26 November 2013
A week long gathering of health experts, academics, students and social activists from 22 countries around the world has called for an ecological and social approach to tackle the issue of antibiotic resistance (ABR). Papers, lectures and artistic performances were presented on these aspects of ABR in a series of seminars and workshops organised in Cuenca, Ecuador from 9-11 October by ReAct Latin America. “Bacterial resistance is a phenomenon similar to climate change. So we need to understand it holistically and not only as a narrow medical issue” said Dr Otto Cars, Director, ReAct. He was speaking at the inaguration of a seminar titled “Restoring the Harmony of the Ecosystem to Contain Bacterial Resistance”.

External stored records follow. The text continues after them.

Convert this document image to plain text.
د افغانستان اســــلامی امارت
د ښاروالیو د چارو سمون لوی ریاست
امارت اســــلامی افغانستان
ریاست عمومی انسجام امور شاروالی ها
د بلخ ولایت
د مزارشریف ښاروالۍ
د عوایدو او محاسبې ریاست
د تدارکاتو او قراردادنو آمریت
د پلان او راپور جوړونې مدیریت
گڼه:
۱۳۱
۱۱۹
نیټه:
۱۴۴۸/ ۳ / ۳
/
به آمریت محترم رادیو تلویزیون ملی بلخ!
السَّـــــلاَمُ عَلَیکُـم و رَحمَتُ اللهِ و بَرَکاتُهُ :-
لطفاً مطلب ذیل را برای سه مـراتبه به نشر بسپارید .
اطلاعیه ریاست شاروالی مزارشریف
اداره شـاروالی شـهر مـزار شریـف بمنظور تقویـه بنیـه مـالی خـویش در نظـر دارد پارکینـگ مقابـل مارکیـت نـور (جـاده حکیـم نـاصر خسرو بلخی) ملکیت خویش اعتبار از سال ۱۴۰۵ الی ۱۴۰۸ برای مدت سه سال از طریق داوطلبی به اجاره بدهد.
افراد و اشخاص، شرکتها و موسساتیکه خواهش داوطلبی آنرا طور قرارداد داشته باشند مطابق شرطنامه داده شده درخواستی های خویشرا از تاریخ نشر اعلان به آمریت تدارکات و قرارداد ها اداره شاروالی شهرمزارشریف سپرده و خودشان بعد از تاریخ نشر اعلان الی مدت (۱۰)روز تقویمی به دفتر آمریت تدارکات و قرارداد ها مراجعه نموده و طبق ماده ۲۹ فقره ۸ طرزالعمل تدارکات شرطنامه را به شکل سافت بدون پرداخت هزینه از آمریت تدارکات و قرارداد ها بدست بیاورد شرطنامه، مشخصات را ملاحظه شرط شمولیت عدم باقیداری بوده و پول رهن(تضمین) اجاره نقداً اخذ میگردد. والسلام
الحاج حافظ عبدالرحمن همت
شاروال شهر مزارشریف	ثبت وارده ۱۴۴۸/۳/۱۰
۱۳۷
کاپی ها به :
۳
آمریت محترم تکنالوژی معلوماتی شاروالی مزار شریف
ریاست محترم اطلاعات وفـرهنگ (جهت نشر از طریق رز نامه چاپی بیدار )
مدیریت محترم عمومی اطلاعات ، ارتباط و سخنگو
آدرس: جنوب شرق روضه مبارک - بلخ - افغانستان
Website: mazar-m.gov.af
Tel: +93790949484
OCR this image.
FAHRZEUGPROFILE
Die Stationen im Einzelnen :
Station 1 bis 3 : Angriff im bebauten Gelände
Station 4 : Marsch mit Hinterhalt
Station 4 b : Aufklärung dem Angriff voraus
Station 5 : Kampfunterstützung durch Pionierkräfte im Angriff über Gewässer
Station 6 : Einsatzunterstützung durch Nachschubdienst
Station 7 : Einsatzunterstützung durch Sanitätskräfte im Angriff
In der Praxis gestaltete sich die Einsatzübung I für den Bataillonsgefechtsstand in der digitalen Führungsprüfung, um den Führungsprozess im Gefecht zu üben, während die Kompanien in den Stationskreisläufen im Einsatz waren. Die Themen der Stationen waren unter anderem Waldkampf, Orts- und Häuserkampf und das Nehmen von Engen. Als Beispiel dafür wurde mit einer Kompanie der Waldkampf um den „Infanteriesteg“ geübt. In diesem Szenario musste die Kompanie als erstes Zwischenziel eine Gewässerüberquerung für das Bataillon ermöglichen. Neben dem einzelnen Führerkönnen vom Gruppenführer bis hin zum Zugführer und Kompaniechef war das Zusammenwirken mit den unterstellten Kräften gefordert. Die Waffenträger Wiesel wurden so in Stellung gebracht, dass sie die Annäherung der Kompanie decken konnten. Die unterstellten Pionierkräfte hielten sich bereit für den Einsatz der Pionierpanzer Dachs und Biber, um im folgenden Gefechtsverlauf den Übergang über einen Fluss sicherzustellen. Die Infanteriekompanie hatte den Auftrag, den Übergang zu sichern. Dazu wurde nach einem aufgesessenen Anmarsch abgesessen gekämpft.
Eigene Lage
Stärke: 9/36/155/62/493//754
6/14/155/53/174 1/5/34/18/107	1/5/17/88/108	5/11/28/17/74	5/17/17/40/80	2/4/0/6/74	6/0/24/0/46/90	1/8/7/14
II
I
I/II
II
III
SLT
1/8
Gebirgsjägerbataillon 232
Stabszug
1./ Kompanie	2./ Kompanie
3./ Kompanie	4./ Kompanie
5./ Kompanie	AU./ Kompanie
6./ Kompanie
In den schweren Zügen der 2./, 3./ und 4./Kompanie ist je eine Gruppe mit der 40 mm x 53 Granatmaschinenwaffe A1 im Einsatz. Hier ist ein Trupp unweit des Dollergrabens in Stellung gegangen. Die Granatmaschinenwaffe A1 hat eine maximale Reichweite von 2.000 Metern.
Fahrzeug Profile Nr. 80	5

Papers presented at the seminar included “Good life, ecosystems, the microbial world and health” by Hellen Wallace (United Kingdom) and Camilo Rodriguez (Mexico), who addressed the issue of GM mosquitoes to control dengue. In his presentation Juan Martínez Alier (Spain), outlined the importance of the new concepts of environment emerging in Latin America, particularly under the influence of indigenous worldviews.
Gustavo Vega (Ecuador) traced the history of the concept of ‘Sumak Kawsay’ (Good living) to the wisdom of indigenous peoples : Quechua , Kichwa , Aymara, Guarani and Maya. Satya Sivaraman, Communication Advisor, ReAct, spoke about the need tochange popular perceptions of bacteria as being mere agents of disease and focus also on their contribution to the sustenance of all forms of life on Earth. This he said would help put ABR in a larger ecological context and also remove fear of microorganisms and infection that drives a lot of irrational use of antibiotics.
Anthony So, Strategic Policy Advisor, ReAct spoke about the need to find a balance between ensuring access to and preventing excess use of antibiotics by understanding the financial incentives that drive innovation, production and distribution of these drugs. Fabian Patinho (Ecuador) combined data, reflections, cartoons and humour in his paper “My bacteria and a story of unconditional love”. “When two people meet, it is like one with bacteria that are accepting other bacteria. Love is a matter of bacteria, ” he said.
Artists participaing in the seminar on ‘Reimagining Resistance’ pointed to the various ways in which medicine, communication and art intersect with each other. Geovanny Sagbay (Ecuador), who put together an exhibition titled “Art and science to reimagine resistance”, said the meeting points of these different disciplines offered inspiration for producing new works of music, dance and other art forms. A theater performance called “What’s clean, what’s dirty?”, presented by Marcela Bobatto and Gerardo Segovia (Argentina), challenged notions of ‘clean’ and ‘dirty’, and the exaggerated need to sanitise both one’s home and body.
The weeklong program also included workshops on the clinical aspects of ABR where important presentations were made by Dulce Maria Calvo (Cuba), Caio Salvino (Brazil), Claudia Band (Peru), Lorena Encalada (Ecuador), Armando Guevara, José Luis Vivas and Lorena Abadía-Patiño (Venezuela).